I have scripts that run a python package to get data from Toyota for my 4Runner driver/device. For 8 months it ran great and I think I only had to reauthenticate one time. Then right around the new year, Toyota changed something - new telemetry servers, periods of downtime (apparently due to vodaphone issues?), and more annoyingly, I now seem to have to reauthenticate about once a week or so.
So, I’d like to try to automate the multi-factor authentication. I can tell easily enough from the errors when the current token is no longer good. I can then write a script to log back in. But at that point the python script prompts me for a code that is emailed to my gmail address. I think I can handle the scripting side of replying to the prompt, but what I need to find is a way to get a code from the email to the server running these scripts, which is closed to the outside world. I do have one rpi open on one port for ssh (not 22) in emergencies. So far the best I can come up with is the below:
Filter and forward email from gmail to zoho email
Create webhook in zoho for incoming Toyota emails
Open one more port on the rpi for a simple web server to receive this webhook
On the rpi, parse out the MFA code and push that to the server running the scripts/python code (have a couple ideas on this)

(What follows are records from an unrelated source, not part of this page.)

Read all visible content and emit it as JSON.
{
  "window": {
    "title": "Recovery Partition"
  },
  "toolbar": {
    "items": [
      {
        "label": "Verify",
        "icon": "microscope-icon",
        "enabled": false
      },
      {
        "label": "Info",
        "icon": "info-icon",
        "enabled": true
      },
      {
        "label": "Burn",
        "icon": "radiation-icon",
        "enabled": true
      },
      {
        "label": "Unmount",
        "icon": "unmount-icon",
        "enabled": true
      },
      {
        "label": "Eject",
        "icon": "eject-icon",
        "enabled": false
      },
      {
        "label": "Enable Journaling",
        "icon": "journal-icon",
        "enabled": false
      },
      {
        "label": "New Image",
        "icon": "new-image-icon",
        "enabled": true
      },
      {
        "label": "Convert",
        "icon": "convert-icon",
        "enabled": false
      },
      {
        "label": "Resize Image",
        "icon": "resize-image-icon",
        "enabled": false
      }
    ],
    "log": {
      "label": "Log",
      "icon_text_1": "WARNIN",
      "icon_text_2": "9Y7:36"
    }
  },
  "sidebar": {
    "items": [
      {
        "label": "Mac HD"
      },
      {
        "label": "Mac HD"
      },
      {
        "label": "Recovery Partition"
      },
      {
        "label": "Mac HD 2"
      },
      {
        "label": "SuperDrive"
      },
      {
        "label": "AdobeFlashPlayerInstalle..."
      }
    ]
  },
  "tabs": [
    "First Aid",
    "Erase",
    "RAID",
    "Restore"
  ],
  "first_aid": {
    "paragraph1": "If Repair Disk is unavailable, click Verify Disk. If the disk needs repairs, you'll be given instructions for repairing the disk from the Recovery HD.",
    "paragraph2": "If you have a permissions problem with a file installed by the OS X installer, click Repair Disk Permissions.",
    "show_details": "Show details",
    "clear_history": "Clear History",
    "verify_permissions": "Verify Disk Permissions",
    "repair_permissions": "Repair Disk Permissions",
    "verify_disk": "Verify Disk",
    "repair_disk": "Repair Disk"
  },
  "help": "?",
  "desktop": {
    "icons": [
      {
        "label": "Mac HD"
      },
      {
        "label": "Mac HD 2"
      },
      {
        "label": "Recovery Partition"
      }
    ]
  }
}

The already running script on the server will then reply to the MFA prompt with this code.
If it works well enough, I could change the email address on my Toyota account to the zoho email and eliminate gmail.
Anyone have any other better… less cumbersome… ideas?
I looked into this, but it appears that polls/checks emails on intervals… can it also manually poll/check? Or trigger immediately when an email comes in?
The child switch has the refresh capability and command so invoking this will have the app query Gmail immediately. So if you know you are expecting the code you can call a refresh and get it.
I’d agree if he was going to just approve any and all MFA codes that would come through. In this case though, he has initiated the login with the Python script, so he can build in the logic in the automation to only respond to the MFA code email if he has just initiated the login.
The “better” way would be if Toyotas api offered app specific tokens. These won’t be subject to MFA by design and can usually have their capabilities restricted as desired. I know lots of services offer this, but i don’t know if Toyota its among them.
If Toyota offers it, it would be behind the scenes and only with their app. That would be great. Edit: I just remembered that smartcar.com (and a couple others) has a Toyota API, so perhaps there is something here. I did sign up for smart car about a year and a half ago, but it didn’t look too user friendly, and IIRC, it costs money. I may take another look.
Before they made whatever change they made, I could also login/MFA with my phone number instead. Which would have been much easier to automate… either Twilio or iPhone automation.